Ne seguì una dura lotta: lui a convincermi di andare all’università e io a insistere di fare il musicista.

Alla fine, si trovò un compromesso. E fu così che andai a Bologna a fare ingegneria portandomi il clarinetto per suonare in qualche banda. Ma arrivato che fui a Bologna non trovai più il clarinetto nel mio sacco. Papà confessò di averlo tolto e fu così che mi appassionai talmente agli studi di ingegneria che trascurai la musica. Questo era quello che papà sperava.

Io questa cosa non gliel’ho mai perdonata.

 

Il libro di Angelo, però, ha avuto anche il pregio di farmi comprendere davvero le motivazioni della scelta di mio padre di tenermi lontano dalla musica come professione: troppe, evidentemente, erano state le testimonianze tangibili di precarietà e di innumerevoli sacrifici affrontati dalla vita di un musicista.

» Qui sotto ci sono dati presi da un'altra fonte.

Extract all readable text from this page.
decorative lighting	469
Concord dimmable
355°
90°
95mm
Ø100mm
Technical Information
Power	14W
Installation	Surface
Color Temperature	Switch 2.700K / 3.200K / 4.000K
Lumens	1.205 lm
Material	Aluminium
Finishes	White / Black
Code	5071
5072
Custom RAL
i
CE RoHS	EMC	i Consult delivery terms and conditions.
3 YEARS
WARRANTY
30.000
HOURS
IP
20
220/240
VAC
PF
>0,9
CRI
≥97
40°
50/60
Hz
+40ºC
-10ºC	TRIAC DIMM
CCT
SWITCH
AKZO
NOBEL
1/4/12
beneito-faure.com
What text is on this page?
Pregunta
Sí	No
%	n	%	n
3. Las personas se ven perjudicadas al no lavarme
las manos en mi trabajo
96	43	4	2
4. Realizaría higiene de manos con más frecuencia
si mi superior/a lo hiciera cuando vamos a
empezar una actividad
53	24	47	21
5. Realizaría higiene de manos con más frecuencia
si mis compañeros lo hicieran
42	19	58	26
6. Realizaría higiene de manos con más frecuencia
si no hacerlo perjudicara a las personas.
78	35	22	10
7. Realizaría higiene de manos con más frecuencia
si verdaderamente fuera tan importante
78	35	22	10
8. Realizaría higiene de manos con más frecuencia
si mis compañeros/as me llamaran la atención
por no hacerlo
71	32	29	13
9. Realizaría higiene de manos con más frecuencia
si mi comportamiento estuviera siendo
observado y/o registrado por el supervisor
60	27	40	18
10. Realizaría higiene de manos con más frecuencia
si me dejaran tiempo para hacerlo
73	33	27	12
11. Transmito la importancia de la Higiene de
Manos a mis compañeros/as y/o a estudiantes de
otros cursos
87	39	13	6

Ha voluto per me una professione da ingegnere sicuramente più protetta e florida, senza però mai rammaricarsi del fatto che il talento musicale ha trovato in me, comunque, un varco permettendomi di completare, con passione e tenacia, gli studi musicali sino a fare il direttore d’orchestra.

Grazie di cuore allora Angelo per avermi fatto conoscere, attraverso il tuo libro, la vita di tuo nonno e, attraverso quella, di poter capire fino in fondo la vita di mio padre facendomi rivivere, per come fu realisticamente, la sua gioventù. Anche perché in qualche modo io mi sento discendente dalla scuola di direzione del Maestro Lillino Inglese attraverso gli insegnamenti di mio padre.

L’unico mio cruccio, e di questo ne sono davvero addolorato, è di non aver potuto risentire Pinuccio che, come mi ha detto Angelo, è venuto a mancare anch’egli l’anno scorso. Sicuramente avremmo ricordato quell’episodio della visita al Maestro e chissà quante altre cose.

                                                                                                             Gaetano

                                                   figlio del Prof. Ruggero Rizzitelli, primo clarinetto della banda di Molfetta nel 1944 - 46.